Grâce à l’intelligence artificielle, il est possible pour un algorithme de distinguer différents individus d’une même espèce d’oiseaux. Cela offre des possibilités énormes pour l’étude de leurs comportements.

Mathieu Perreault Mathieu Perreault
La Presse

« Nous montrons que les ordinateurs peuvent reconnaître presque sans faille des douzaines d’individus, même si un humain n’y parvient pas », explique par voie de communiqué André Ferreira, du Centre d’écologie fonctionnelle et évolutive à Montpellier en France, qui est l’auteur principal de l’étude publiée à la mi-juillet dans la revue Methods in Ecology and Evolution. « Cela élimine l’une des principales limites à l’étude des oiseaux sauvages. »

Les biologistes français, qui ont travaillé avec des collègues portugais, allemands et sud-africains, ont nourri l’algorithme de milliers de photos d’oiseaux identifiés par des marques électroniques, sous plusieurs angles. Les algorithmes ont pu distinguer les individus grâce aux motifs de leur plumage, des traces trop subtiles pour les humains. Les oiseaux étudiés étaient des espèces suivantes : le républicain social, la mésange charbonnière et le diamant mandarin.
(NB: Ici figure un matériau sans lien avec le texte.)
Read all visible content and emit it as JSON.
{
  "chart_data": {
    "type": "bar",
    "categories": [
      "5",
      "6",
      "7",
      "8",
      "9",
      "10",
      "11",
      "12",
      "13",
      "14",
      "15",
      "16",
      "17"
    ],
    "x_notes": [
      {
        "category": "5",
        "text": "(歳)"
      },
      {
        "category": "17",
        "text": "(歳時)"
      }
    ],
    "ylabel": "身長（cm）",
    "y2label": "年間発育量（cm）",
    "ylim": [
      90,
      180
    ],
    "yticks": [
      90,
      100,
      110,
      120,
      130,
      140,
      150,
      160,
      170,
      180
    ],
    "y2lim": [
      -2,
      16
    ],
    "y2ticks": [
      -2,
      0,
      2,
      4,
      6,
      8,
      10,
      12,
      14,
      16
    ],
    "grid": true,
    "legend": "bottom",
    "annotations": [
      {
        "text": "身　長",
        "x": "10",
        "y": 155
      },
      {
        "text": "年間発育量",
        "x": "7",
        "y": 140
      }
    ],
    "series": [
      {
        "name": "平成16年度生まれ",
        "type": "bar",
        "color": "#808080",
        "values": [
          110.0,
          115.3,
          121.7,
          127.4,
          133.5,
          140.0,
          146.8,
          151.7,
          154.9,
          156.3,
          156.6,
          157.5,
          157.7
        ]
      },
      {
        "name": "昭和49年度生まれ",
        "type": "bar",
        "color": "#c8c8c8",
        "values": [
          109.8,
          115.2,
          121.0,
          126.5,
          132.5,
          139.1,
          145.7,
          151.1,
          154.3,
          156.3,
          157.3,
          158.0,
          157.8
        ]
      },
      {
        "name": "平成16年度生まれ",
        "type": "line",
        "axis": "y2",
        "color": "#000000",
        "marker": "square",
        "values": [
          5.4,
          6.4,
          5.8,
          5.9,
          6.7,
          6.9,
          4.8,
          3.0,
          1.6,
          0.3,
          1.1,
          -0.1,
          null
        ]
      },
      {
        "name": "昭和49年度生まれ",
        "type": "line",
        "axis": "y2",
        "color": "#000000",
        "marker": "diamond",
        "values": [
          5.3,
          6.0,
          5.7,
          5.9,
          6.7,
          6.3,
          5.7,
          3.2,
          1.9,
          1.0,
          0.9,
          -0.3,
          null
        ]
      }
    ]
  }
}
Le taux de succès de l’algorithme avec d’autres individus des mêmes espèces était de 90 %.

PHOTO FOURNIE PAR ANDRÉ FERREIRA

Une mésange charbonnière se nourrissant à une mangeoire utilisée pour l’étude, avec des surimpressions d’identification par l’algorithme.

« La reconnaissance des différents individus d’une même espèce est essentielle pour étudier les populations d’animaux sauvages, leur processus d’adaptation et leur comportement », conclut le communiqué.

L’identification d’individus est possible pour des compagnies comme Facebook, qui ont accès à des millions de photographies où les individus ont été volontairement identifiés par les utilisateurs. Les biologistes de Montpellier ont reproduit cette approche en se fiant aux bracelets électroniques que portent beaucoup des espèces d’oiseaux sauvages couramment étudiées. Une antenne près d’une mangeoire reconnaissait l’individu par son bracelet électronique et activait alors une caméra.